¶ … Environmental Ethics
The Japanese Dolphin Harvest
In Japan, dolphin and whale meat have been traditional food for many centuries. In Western culture, dolphin and whale have come to be regarded with much greater respect and consideration, largely because of the complexity of their family structure, their sophisticated communications, and their capacity for interspecies social relationships and bonding with human beings. In that light, it is a horrible moral atrocity that the Japanese brutally trap and slaughter terrorized intelligent and sentient creatures such as dolphin with absolutely no regard for their suffering. According to one account:
"In a typical hunt the fishermen pursue pods of dolphins across open seas, banging metal poles together beneath the water to confuse their hypersensitive sonar. The exhausted animals are driven into a large cove sealed off by nets to stop them escaping and dragged backwards into secluded inlets the following morning to be butchered with knives and spears."
However, as brutal as the spectacle appears to us, the Japanese regard their slaughter of dolphin much the same as North Americans have traditionally raised cattle for slaughter and hunted game for both food and sport. North Americans also hunted bison to extinction, hunted whale well into the 20th century, and still fish for tuna and other game fish. The fact that we have greater sympathy for certain species of animals seems unfair, even racist, to the Japanese whose way of life depends of dolphin fishing:
"I think we are the victims of a form of racism & #8230; Westerners slaughter cattle and other animals in the most inhumane ways imaginable, but no one says a word. Why is it that only Japan gets this kind of treatment?"

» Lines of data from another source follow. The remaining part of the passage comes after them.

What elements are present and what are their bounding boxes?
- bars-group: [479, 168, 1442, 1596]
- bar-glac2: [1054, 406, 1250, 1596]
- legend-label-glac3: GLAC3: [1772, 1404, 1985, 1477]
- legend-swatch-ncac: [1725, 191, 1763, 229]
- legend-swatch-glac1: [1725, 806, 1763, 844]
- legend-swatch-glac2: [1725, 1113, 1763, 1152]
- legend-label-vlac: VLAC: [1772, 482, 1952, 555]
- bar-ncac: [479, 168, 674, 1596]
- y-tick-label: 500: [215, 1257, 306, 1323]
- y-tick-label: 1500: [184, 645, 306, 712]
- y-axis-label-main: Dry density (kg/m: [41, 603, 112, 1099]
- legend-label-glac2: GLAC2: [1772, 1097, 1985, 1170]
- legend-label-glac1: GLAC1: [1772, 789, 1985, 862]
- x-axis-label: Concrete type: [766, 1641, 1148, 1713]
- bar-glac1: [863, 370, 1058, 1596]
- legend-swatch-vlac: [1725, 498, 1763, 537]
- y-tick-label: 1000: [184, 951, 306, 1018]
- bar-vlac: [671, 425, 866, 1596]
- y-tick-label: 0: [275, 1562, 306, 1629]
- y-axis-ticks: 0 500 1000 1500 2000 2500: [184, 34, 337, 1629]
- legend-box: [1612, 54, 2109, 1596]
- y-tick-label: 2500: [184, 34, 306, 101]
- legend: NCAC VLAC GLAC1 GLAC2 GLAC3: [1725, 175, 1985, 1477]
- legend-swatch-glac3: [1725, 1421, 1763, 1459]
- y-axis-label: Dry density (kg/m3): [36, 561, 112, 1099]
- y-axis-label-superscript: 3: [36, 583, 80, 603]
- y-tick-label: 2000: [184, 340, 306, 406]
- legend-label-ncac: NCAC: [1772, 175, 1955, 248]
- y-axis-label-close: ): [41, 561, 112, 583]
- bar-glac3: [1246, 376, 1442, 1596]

Ultimately, it is difficult to impose Western moral values about the treatment of animals except as it is possible to do with geopolitical "carrots." At the same time, it may be a lesson in perspective given that pigs are smarter than dogs and no less appreciative of human companionship than dogs when befriended instead of raised somewhat inhumanely and slaughtered for food.
The Plight of the Polar Bear
According to environmental experts like Kassie Siegel of the Centre for Biological Diversity, based in California, the natural habitat of the Polar Bear is disappearing too fast to sustain the species in the wild for much longer. Global climate change has caused so much of the Arctic ice to melt that Polar bears are unable to pursue enough food to maintain a healthy body weight, reproduce, or nourish their cubs to adulthood.
Unfortunately, there may be little that can be done for the Polar Bear beyond preserving the species in captivity unless there is a dramatic increase in technology capable of reversing climate change. Andrew Derocher of the University of Alberta and head of the World Conservation Union (IUCN) Polar Bear Specialist Group suggests,
"There is no easy conservation fix…without stabilizing the climate by taking serious and urgent action on climate change, I don't see a future for polar bears at all."